Algún romántico dijo una vez que el amor es lo que mueve el mundo. No quisiera yo quitarle la razón, pero cada vez tengo más dudas. Me da a mí que aún mueve más espíritus el odio. Y en eso, pocos negarán que los españoles somos campeones mundiales.
Nos encanta el odio. Todo se atribuye al odio. O a su incitación. O a lo que se tercie. El caso es meterse en líos con asuntos que ni nos van ni nos vienen. La semana pasada un autobús que propugnaba una identidad sexual única y retrógada intentó recorrer Madrid. Se le prohibió bajo el argumento de que incitaba al odio.
El fin de semana el revuelo llegó con un programa de televisión en euskera en el que varios personajes supuestamente conocidos en el País Vasco se mofaban del estereotipo español con descalificaciones ridículas. Ya hay quien se plantea boicotear películas y denunciar dichos comentarios bajo el pretexto de que incitan al odio a lo español.

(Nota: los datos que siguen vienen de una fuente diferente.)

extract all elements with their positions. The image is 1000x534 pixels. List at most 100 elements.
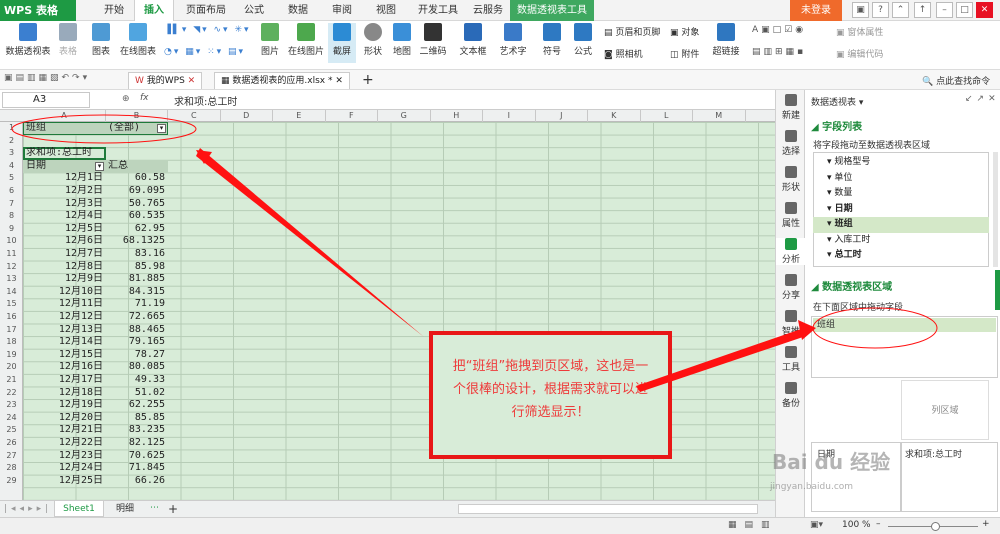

Casi a la par, uno de los impulsores y defensores del referéndum catalán del 9-N, Francesc Homs, en su juicio en el Supremo, alardeaba del poderío independentista e insinuaba que el supuesto odio opresor hacia lo catalán sucumbiría. El odio y hasta el sistema democrático español, osó vaticinar el pitoniso Homs.
Qué quieren que les diga. A mí todas estas manifestaciones que les he relatado y que se reiteran en muchos otros ámbitos (léase fútbol, negocios…) no son ejemplos de odio sino de intentos de ofensa. Ojo, digo intentos, ya que no ofende quien quiere sino quien puede. Y siento confesar que, al menos a mí, tan burdas provocaciones no me incitan al odio sino más bien a otra cosa: a la compasión ante la estupidez. ¡Pobres tontainas!